Our allergen protein chip uses the BioDot AD3200 Spotting system. This system uses a programmable robotic arm with a three-dimensional axis and specialized slit needles (using the “Siphon Theory”) to transfer the allergens onto the spotting surface.

 

C. Scan system :

EBS Specific IgE/G Allergy Tests utilizes the Axon 4100B laser scanner. By using a specific wavelength, the florescence dye which is bounded to a secondary antibody is excited and thus producing a special signal. We can then use the AxSys software to analyze florescence signals to generate an easy to read report in a short amount of time.

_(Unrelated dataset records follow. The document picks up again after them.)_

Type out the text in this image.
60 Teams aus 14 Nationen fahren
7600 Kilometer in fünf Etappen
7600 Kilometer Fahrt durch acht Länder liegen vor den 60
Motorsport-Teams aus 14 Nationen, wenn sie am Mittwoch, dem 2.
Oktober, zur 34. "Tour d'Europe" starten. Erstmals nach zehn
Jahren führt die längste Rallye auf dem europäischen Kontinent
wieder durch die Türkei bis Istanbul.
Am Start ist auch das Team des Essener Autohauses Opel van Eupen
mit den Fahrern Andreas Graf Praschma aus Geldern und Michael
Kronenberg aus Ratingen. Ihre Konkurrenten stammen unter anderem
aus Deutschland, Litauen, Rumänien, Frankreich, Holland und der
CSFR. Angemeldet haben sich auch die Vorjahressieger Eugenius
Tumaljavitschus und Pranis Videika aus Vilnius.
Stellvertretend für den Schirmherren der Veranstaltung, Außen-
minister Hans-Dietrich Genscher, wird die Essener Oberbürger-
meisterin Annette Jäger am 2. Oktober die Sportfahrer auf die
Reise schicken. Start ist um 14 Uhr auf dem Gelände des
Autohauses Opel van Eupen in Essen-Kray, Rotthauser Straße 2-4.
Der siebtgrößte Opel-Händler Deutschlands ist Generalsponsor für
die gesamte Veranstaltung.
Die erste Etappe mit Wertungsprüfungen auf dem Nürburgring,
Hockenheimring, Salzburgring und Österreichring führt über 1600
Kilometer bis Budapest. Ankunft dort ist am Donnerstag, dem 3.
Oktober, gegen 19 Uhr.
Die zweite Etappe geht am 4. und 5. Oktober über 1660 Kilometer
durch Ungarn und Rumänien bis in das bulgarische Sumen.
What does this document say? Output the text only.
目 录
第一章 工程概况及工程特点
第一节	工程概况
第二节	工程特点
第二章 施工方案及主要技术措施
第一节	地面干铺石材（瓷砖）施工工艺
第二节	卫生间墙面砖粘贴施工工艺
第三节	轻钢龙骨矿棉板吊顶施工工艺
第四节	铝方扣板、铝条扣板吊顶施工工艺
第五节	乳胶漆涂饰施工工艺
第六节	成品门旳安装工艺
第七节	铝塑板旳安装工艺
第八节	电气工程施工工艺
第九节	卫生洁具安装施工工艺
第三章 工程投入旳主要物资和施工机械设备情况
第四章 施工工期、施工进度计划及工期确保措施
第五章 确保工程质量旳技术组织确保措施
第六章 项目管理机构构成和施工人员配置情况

Compared to the traditional ELISA (Enzyme-linked immune-sorbent assay) allergy analysis, EBS’ allergy testing platform is systematicized by an innovative semi-automatic scanner and analysis software. The advantages of our platform are :

a. Minimal serum :
Lower amount of serum sample required.
b. Stability and sensitivity :
We conduct triplicate tests on each chip to ensure the stability of each batch. At the same time, we can detect the concentration limits (limitation can reach up to “pg” grade).
c. Environmentally-friendly and cost effective :
Small amount of reagents and consumables are used to perform the test, therefore lowering the consumption of resources.
d. High efficiency :
Multiple samples can be conducted simultaneously and the results are available within 1~2 hours.
e. High flexibility :
The FLISA platform allows for added flexibility of test items. As test items increase, the amount of serum sample and reagent can remain unchanged.